With most of the humor predicated on homosexual panic, this Dustin Hoffman drag comedy plays like the reactionary inverse of Blake Edwards‘s Victor/Victoria: it’s a film about sex roles that upholds and solidifies strict polarities, styled as safe situation comedy rather than Edwards’s rousing, vulgar farce. Just as Kramer vs. Kramer carried the subliminal point that fathers make the best mothers, so does Tootsie (1982) suggest that men — given the chance — make the best women. As an unsuccessful actor who lands a female part on a soap opera, Hoffman learns a firsthand lesson in chauvinism, an experience that allows him to lecture his costars — Jessica Lange, Teri Garr — on women’s rights. Sydney Pollack‘s professional direction gives the choppy, errant material the appearance of smoothness and integrity, and there are several solid laughs and some excellent supporting performances. But this is a film to be wary of. With Charles Durning and Bill Murray. 116 min.
During the 1982 Cannes Film Festival, Wim Wenders induced a number of filmmakers to come to room 666 of the Carlton Hotel, where they found a video camera and a questionnaire inviting them to comment on the future of the cinema. The results of Wenders’s stunt are thoroughly fascinating: as each director finds himself alone in a room, facing the blank stare of the tool of his trade, he instantly invents a little fiction about himself, ranging from Jean-Luc Godard‘s impersonation of the weary cynic and Werner Herzog‘s dazzling star turn as the great iconoclast to Steven Spielberg‘s absolutely chilling impression of the smug, condescending Hollywood mogul. Among the other auto-interviewees are Paul Morrissey, Mike De Leon, Monte Hellman, Romain Goupil, Susan Seidelman, Rainer Werner Fassbinder, Robert Kramer, Ana Carolina, Mahoud Dagbadi, Michelangelo Antonioni, and Yilmaz Guney.
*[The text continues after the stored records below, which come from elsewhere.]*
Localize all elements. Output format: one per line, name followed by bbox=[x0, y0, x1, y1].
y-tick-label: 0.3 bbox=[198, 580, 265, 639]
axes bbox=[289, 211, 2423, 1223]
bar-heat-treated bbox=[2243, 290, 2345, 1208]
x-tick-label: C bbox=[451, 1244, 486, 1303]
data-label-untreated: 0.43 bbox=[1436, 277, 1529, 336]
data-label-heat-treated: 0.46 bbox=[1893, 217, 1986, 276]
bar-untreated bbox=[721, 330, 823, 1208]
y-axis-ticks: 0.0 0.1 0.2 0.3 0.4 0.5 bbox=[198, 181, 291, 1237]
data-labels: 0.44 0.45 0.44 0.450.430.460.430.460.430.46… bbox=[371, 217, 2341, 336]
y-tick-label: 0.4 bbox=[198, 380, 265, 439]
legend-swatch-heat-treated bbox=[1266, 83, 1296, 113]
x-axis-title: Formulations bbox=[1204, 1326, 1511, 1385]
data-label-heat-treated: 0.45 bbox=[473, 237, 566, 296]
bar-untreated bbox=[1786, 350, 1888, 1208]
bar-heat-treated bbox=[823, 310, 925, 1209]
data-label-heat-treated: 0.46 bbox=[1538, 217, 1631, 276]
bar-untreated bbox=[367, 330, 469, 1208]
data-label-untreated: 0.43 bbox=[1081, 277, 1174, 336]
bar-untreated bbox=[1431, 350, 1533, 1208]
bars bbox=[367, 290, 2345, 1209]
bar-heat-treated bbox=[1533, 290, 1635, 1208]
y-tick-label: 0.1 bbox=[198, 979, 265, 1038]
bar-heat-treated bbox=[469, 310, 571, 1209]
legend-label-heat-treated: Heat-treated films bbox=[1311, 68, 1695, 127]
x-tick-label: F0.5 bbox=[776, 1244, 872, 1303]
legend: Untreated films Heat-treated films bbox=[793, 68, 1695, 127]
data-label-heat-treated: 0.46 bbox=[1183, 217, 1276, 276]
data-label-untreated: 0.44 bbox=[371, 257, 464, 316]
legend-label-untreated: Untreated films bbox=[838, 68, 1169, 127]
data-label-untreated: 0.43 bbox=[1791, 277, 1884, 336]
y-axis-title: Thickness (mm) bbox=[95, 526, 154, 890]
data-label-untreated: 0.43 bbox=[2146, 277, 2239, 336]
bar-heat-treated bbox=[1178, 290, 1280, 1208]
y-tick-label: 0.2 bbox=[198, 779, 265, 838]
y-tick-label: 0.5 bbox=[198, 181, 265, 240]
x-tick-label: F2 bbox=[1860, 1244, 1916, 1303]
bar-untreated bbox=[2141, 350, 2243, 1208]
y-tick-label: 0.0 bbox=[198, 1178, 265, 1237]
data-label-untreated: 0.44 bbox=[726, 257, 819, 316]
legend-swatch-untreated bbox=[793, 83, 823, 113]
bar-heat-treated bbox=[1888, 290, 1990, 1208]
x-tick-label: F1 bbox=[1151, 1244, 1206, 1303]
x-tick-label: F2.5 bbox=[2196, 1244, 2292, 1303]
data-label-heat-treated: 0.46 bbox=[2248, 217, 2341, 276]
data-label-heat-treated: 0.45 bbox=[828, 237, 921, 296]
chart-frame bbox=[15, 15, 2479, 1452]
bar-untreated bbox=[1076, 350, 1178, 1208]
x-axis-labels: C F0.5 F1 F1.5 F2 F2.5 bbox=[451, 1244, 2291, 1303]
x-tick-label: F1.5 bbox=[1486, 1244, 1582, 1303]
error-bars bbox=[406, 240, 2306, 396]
Steven Spielberg’s 1982 film achieves the level of decent, middling Disney—Old Yeller, for example, rather than Snow White or Pinocchio—which is to say that the childhood myths being promulgated here are rather basic and unadorned, without the baroque touches and psychological penetration Disney could muster at his best. The extraterrestrial is a big-eyed, phallic-headed ancient baby, discovered by a suburban boy as implicit emotional compensation for his parents’ divorce. Though marred by Spielberg’s usual carelessness with narrative points, the film alternates sweetness and sarcasm with enough rhetorical sophistication to be fairly irresistible. With Henry Thomas, Dee Wallace, and Peter Coyote. PG, 120 min.